Blog Forums Raising Metabolism Crashing Body Temps due to exercise? Need help Reply To: Crashing Body Temps due to exercise? Need help

#15728
Human Torch
Participant

Have either of you made an appt to speak to Matt? He really helped me fine tune my metabolic work in ways that I would not have guessed from the books, since the books can’t anticipate every individuals quirks.

Linda, Matt wrote that weight training can actually help with raising metabolism by increasing mitochondria. As long as you don’t overdo it, maybe that will raise it. Personally, soreness lowers my temps so I stick to heavier weights, lower reps and longer rest periods. The light weight, short rest stuff leaves me really sore.

Another thing that’s helped in the past month to get my temps higher than ever is the Earthing they wrote about in “Solving the Paleo Equation”. It sounds whacky, trying to harness the earths magnetic fields and all that but it works for me. I just sit ass on a concrete bench in my apartment complex with my shoes off for half an hour. Without fail I come back home higher than when I left. I’ll come home at 99.3-99.6.

Also, how much sleep do you get? I’m fortunate enough to have a home office and no need to set an alarm. On 8 hours sleep my temp won’t go higher than 98.3, but if I sleep 10-12 hours I can hit 98.6-99.0. If I wake up in the middle of the night with an adrenaline surge I have a cup on the nightstand with a tablespoon of dextrose w 1/4 tsp salt mixed in 3oz water.
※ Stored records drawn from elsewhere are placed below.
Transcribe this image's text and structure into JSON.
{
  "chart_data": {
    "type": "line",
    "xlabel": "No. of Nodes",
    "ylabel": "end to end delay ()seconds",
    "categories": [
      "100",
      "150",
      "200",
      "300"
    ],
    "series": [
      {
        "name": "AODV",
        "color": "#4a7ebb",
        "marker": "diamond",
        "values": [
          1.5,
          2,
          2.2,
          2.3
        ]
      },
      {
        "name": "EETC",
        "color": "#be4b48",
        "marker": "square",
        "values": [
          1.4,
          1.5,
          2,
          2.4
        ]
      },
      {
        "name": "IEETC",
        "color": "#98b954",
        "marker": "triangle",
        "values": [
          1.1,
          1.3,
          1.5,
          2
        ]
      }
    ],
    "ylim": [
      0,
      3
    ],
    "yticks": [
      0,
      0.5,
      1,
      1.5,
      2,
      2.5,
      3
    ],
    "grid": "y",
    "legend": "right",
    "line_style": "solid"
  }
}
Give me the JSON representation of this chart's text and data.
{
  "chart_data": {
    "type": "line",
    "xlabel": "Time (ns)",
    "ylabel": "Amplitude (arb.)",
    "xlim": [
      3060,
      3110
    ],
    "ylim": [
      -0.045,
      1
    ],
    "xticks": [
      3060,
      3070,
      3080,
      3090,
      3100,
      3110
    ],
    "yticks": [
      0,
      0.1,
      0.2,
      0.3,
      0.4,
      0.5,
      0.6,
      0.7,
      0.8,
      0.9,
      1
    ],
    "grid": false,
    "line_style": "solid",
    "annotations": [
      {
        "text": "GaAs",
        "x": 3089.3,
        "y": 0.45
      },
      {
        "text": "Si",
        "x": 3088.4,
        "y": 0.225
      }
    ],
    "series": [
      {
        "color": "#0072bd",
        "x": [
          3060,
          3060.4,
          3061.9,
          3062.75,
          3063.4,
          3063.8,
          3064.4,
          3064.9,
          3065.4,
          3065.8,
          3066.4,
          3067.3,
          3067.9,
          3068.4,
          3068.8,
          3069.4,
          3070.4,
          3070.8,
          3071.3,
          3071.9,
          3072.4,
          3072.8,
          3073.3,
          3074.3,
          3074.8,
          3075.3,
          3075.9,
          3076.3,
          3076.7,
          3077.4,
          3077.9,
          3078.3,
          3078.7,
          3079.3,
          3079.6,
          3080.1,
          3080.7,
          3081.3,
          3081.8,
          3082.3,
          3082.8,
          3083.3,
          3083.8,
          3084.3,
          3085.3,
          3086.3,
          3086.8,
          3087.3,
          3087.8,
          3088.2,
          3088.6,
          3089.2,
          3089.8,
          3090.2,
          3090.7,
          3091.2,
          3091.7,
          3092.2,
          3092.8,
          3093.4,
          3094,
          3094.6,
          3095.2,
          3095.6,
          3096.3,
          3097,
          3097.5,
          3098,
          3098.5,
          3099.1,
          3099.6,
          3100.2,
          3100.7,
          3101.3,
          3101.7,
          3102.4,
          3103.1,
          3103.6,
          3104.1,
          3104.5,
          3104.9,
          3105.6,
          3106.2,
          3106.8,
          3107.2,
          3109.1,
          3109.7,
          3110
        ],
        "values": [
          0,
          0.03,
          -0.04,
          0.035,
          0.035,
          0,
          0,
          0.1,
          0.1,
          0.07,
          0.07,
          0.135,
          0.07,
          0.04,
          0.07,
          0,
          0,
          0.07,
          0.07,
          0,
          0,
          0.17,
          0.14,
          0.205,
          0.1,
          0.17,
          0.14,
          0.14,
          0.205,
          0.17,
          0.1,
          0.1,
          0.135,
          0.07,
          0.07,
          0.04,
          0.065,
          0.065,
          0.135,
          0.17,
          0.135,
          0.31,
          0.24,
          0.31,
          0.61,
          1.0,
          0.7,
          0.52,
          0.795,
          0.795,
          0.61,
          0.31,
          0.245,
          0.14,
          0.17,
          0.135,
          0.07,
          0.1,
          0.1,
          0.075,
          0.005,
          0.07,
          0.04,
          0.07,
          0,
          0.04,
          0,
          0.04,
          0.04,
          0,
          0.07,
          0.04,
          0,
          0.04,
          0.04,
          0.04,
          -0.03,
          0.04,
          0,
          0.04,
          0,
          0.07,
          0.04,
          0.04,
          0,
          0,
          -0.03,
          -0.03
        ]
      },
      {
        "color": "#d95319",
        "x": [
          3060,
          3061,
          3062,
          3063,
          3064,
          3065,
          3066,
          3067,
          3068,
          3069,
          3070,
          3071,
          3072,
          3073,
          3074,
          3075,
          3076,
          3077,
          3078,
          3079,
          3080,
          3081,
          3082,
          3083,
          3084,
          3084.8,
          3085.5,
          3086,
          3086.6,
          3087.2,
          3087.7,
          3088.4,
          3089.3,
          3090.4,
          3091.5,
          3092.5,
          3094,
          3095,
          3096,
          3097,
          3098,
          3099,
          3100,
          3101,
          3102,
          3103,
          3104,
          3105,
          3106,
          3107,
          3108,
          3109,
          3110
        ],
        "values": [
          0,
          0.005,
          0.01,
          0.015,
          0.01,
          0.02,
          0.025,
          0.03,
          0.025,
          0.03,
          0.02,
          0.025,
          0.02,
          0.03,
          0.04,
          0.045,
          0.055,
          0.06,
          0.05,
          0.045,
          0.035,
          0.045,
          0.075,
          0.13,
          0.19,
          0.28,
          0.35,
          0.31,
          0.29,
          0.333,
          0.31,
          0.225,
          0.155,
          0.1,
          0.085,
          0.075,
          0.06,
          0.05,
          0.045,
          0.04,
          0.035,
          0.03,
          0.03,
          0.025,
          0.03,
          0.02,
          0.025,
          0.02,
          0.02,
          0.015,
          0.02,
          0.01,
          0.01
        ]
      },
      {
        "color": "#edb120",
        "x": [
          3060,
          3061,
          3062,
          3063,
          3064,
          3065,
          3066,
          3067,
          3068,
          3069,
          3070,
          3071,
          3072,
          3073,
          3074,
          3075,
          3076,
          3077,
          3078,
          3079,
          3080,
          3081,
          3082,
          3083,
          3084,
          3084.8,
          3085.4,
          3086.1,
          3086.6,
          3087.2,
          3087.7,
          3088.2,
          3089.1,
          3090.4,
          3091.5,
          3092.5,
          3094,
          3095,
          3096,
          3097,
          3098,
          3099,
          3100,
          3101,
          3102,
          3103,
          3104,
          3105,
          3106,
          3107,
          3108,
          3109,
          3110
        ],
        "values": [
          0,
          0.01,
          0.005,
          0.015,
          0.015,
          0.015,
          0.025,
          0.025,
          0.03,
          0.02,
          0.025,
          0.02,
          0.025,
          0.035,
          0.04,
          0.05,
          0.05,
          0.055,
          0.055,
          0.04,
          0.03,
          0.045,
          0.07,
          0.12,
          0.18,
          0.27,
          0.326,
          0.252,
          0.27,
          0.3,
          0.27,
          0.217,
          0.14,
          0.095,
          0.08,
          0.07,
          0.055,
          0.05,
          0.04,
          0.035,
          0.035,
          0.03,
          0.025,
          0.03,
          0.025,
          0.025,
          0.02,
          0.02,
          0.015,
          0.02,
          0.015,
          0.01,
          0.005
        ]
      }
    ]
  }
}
Puts me right back out.

I’ve also found that medium intensity exercise lowers my temp. It’s best in my experience to avoid the middle and do low intensity (walking) or high intensity, (heavy weight training or HIIT cardio).

Gischanging, I feel ya when it comes to the motivation being much higher than what the body should be doing. It’s weird, but Matt said over time you can and should raise your exercise threshold.

I’ve experimented and read a lot on this but here’s a few other tips I’ve found. Avoid full body workouts as they tax the central nervous system more. Break it up. Use lifting straps for back exercises. Again, less CNS fatigue. DO NOT go to failure. Stop with a rep or two in the tank. More short workouts are better than less long workouts.